Self-expandable metal stent in lumen-apposing metal stent (the SEMS-in-LAMS procedure): a simple salvage procedure after LAMS misplacement
23 January 2019 (online)
Lumen-apposing metal stents (LAMSs) have been widely used for drainage of pancreatic fluid collections (PFCs) . However, misplacement of stents is not rare and demands immediate intervention. We describe the use of a biliary self-expandable metal stent (SEMS) placed through the LAMS to address misplacement during an endoscopic ultrasound (EUS)-guided drainage procedure.
In the first case, a 24-year-old woman presenting with a symptomatic PFC ([Fig. 1]) after an episode of moderate acute pancreatitis was referred for EUS-guided drainage. During deployment of the LAMS (3 cm × 12 – 15 mm; Hanarostent; Mitech), we accidentally released the proximal flange into the gastric wall. We pulled the stent towards the gastric lumen using a foreign body forceps, but the distal flange detached from the collection, dissecting the retroperitoneum ([Fig. 2]). We therefore placed a guidewire into the PFC through the LAMS using a pediatric endoscope. Finally, we deployed a biliary fully-covered SEMS (10 mm × 6 cm; Hanarostent; Mitech) to connect the PFC to the stomach ([Video 1]). Both stents were removed a month later without complications.
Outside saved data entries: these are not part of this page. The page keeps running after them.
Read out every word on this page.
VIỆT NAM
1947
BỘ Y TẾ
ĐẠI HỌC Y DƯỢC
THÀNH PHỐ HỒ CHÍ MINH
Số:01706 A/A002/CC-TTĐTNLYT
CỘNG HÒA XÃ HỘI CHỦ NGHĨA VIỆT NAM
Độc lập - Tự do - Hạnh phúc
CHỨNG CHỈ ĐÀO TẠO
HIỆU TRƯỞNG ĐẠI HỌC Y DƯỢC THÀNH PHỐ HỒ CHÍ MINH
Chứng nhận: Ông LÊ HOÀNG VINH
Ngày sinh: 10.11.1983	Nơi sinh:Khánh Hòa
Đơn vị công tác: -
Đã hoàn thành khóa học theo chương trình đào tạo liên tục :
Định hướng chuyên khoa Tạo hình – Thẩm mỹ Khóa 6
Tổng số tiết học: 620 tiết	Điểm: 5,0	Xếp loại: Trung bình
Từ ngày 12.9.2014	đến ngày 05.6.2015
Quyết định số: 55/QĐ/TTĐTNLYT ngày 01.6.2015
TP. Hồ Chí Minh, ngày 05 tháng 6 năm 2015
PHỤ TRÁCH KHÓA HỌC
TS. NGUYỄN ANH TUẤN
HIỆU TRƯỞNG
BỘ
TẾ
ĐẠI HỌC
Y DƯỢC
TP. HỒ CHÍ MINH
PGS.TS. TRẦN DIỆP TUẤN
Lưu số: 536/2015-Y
Video 1 Deployment of a self-expandable metal stent (SEMS) through a lumen-apposing metal stent (LAMS) after LAMS misplacement during endoscopic ultrasound-guided drainage of a pancreatic fluid collection: the SEMS-in-LAMS procedure.
In the second case, a 50-year-old man presenting with a symptomatic walled-off necrosis ([Fig. 3]) after a severe episode of pancreatitis was referred for EUS-guided drainage. During the procedure, the proximal flange was accidentally deployed into the gastric wall ([Fig. 4]). Under EUS guidance, we introduced the sheath of the needle and a guidewire through the LAMS into the PFC. We deployed a fully-covered biliary SEMS inside the LAMS, thereby creating a communication between the PFC and the stomach ([Fig. 5]). Both stents were removed at 1-month follow-up without complications.
The short dumbbell shape of the LAMS draws together the wall of the collection and the lumen, thereby stabilizing the stent ; however, this short length may favor misdeployment. Ligresti et al.  recently reported a LAMS-in-LAMS procedure to address a buried stent. However, a standard biliary SEMS seems more appropriate to use as it is cheaper, widely available, and longer. This is the first description of the SEMS-in-LAMS procedure as salvage therapy after LAMS misplacement.